Şimdi siz söyleyin bakalım? Olması gereken hangisi? Neden böyle sinirli ve suçlayıcı olduk hepimiz? İnternette ne sözler okuyorum, hepsi öfke dolu. “ Gitmek isteyen gitsin, kapım açık. Kimsenin sıkıntısını çekemem. Ben değerliyim” filan.
Tamam. Herkes değerli. Hepimiz, hayatın akışı içinde sıkıntılar, dertler, acılar, zorluklar yaşıyoruz. Ama neden karşımızdakinin de sorunları olabileceğini düşünerek yardım eli uzatmıyoruz?
Unuttuk değil mi? Eskiden yardım eli uzatmak diye bir tanım vardı. Neden şimdi yardım etmeden, kesip atıp, yargılıyoruz. Elbette bir ilişki yürümeyecekse yürümeyecektir. Biteceği varsa biter. Ama bu zamanda zaten zor kurulan arkadaşlıklar, dostluklar, neden birkaç dakika içinde sonlandırılır?
Kankim, ağır bir kalp ameliyatı geçirdi. Bir ay hastanede yoğun bakımda kaldı. Koah hastalığı da var. Akciğerdeki sorunları yüzünden beynine de pıhtı atmıştı. Son konuşmamızdan bir öncekinde “kardeşlerim mal paylaşımı yapmak için ölmemi bekliyor” deyip, sigaraya başladığını söyledi. Ben de kızdım. Eşime de sigara içmesini yasaklamıştım ama o da beni dinleyip, boyun ameliyatından sonra sigara içti. Dört senedir bu dünyada değil maalesef. Çok seviyor olmama rağmen beni kendinden yoksun bırakıp, gitti.
Kankime de aynı sözleri söyledim. “İçme” dedim. Beni engelledi. Yazmıyor. Cevap vermiyor. Üzgünüm. Otuz yıllık arkadaşlığı bu kadar çabuk bitiriyor.
Yanında olmak, konuşmak istiyorum. Üzülüyorum. Görmek, sarılmak ve ona güç vermek istiyorum ama o, ilk sahnedeki gibi her şeyi kesip attı. Benim “sigara içme. Kardeşlerini sevindirme” demem yüzünden, kapı yüzüme kapandı.
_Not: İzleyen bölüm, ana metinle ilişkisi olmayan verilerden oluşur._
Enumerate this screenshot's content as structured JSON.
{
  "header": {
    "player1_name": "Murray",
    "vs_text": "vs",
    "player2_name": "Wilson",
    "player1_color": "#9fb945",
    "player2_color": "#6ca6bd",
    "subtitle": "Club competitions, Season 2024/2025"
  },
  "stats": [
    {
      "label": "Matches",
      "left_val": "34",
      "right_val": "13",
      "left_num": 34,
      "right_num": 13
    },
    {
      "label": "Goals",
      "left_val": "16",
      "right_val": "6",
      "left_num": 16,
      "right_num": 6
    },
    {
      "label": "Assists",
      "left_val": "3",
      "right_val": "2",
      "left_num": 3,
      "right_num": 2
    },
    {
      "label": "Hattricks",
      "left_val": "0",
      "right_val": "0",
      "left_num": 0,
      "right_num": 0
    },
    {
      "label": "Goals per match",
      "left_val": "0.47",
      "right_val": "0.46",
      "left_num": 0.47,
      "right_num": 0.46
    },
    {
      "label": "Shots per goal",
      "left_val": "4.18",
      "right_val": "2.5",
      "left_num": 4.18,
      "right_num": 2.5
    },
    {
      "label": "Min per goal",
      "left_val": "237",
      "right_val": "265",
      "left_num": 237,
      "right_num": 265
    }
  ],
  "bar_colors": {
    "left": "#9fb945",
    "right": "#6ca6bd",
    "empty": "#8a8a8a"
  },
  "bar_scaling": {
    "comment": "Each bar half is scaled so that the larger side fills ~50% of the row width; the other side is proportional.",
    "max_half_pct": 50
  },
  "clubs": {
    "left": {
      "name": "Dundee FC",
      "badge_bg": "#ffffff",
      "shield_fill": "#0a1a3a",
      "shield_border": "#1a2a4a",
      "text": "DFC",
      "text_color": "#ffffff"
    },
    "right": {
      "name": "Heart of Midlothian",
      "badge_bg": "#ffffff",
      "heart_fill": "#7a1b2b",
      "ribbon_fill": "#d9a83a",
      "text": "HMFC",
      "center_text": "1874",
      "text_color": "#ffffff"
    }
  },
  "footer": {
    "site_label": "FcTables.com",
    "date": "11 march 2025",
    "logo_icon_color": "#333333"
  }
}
Bunu geçen hafta on dört yıldır tanıdığım (ya da tanıdığımı sandığım) bir arkadaşım da yaptı. Oysa ben ona daha o gün ne kadar güzel sözler söyleyip, yanında olmaya çalışmıştım sıkıntılı günlerinde. O ise, beni konuşturmadan kapıyı yüzüme kapadı. Kankim gibi beni engelledi. Neden herkes anlaşılmayı beklediği kadar karşısındakini de anlamaya çalışmaz? Benim hayatım mutluluk dolu ve sıkıntısız mı geçiyor? Yanınızda olmayı istediğim zamanda neden beni sözlerimle, kendinizden mahrum ediyorsunuz?
İkinci sahnenin gerçekleşeceği, iyi kalpli dostlarınız olsun. Sizin onu anladığınız gibi onun da sizi anlayıp, yanınızda olabileceği iyi insanlara çıksın yolunuz.
Herkes kalbindeki kadar iyilikle ödüllendirilir. İyiyseniz iyi şeyler yaşarsınız. İyi olun.